4.OLAY ÇEVRESİNDE ELE ALINAN METİNLER
ANLATMAYA BAĞLI OLANLAR
A)HİKÂYE
Bu dönemde Ömer Seyfettin, Refik Halit Karay, Reşat Nuri, Yakup Kadri, Halide Edip Adıvar hikâyeler yazmışlardır. Anadolu ve Anadolu insanını ele alarak milli bilinci aşılamışlardır. Yapısal özellikleri şunlardır:
1.Anadolu ve Anadolu insanı ele alınmış, gözlemler Anadolu üzerine yapılmış, memleketçi bir öykü anlayışı geliştirilmiştir.

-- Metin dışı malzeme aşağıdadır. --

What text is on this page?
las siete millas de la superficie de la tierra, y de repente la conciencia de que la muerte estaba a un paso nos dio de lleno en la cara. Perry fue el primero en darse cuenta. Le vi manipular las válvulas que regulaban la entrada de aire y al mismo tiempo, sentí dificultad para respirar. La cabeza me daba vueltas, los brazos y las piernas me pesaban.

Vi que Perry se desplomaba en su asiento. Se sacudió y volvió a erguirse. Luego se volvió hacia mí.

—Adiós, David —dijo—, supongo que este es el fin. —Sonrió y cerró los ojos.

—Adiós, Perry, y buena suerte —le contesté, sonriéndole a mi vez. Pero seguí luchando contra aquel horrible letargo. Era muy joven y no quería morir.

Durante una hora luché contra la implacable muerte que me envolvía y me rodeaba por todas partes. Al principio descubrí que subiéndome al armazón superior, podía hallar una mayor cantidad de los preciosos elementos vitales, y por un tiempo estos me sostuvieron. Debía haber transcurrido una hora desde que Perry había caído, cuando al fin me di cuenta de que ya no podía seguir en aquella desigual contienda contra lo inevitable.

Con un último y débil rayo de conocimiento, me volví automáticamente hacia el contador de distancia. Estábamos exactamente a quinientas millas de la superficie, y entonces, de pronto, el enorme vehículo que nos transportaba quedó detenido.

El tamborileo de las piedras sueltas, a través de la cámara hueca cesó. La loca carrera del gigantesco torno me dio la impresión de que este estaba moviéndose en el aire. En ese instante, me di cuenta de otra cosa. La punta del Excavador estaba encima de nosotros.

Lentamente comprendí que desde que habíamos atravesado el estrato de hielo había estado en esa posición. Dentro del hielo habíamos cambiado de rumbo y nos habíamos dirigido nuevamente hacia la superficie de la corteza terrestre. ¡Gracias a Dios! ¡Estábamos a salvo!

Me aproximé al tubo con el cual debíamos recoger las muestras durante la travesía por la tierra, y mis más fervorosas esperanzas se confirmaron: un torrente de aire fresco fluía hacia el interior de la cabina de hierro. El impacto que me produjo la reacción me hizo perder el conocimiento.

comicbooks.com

2.Kişiler; çocuklar, asker ve memurlar, işçiler, yoksullar, ihtiyarlar, zulme uğrayanlar, tarihi kahramanlar, kısaca toplumun her kesiminden kişiler öykülere girebilmiştir.
3.Genelde yazarlar kendi zamanlarının insanlarını anlatmışlarsa da tarihi zamanları da anlatmışlardır.
4.Anadolu’daki mekânlar, cepheler, Anadolu dışındaki Türklerin yaşadığı yerler mekân olarak seçilmiştir.
5.Toplumsal temalar işlenmiştir. Yaşam koşulları, savaş sıkıntıları, bağımsızlık, yanlış Batılılaşma, geçmişteki kahramanlıklar, vatan sevgisi, az da olsa aşk maceraları tema olarak işlenmiştir. Bu temalar işlenirken Milliyetçilik, Osmanlıcılık, Batıcılık gibi zihniyetler de etkili olmuştur.
6.Dil oldukça sadedir; bu dönem yazarları Anadolu, Balkanlar gibi çeşitli bölgeleri gezebildikleri için realist ve natüralist gözlemler yapabilmişlerdir. Tasvirler kusursuzdur.
7.Hikâyeler Maupassant(olay) tarzı ile yazılmıştır.
B)ROMAN
Hikâye yazarları genelde roman da yazmışlardır. Romanda da Anadolu insanı, milli bilinç ve duyarlılık verilmeye çalışılmıştır.
1.Olaylar İstanbul dışında geçmektedir. Tarihi olaylar tarihi mekânlarda geçmektedir.
2.Kişiler halktan ve Anadolu’dan kişilerdir.
3.Romanın yazıldığı zaman dilimi ve tarihi zamanlar zaman olarak ele alınmıştır.
4.Mekân; şehir, kasaba ve köyleriyle Anadolu’dur. Memleket romantizmi eserlerin genel özelliğidir, fakat anlatım üslubu realizmdir.
5.Ömer Seyfettin, Halide Edip, Yakup Kadri, Refik Halit, Reşat Nuri, Aka Gündüz, Halide Nusret Zorlutuna bu dönemde yazan romancılardır.
6.Konular; siyasi kavgalar, Türkçülük, yanlış Batılılaşma, kuşak çatışması, geri kalmışlık, eğitimsizlik, cehalet, yoksulluk… Vb.
7.Dil sadedir.
8.Etkilendikleri edebi akım realizmdir.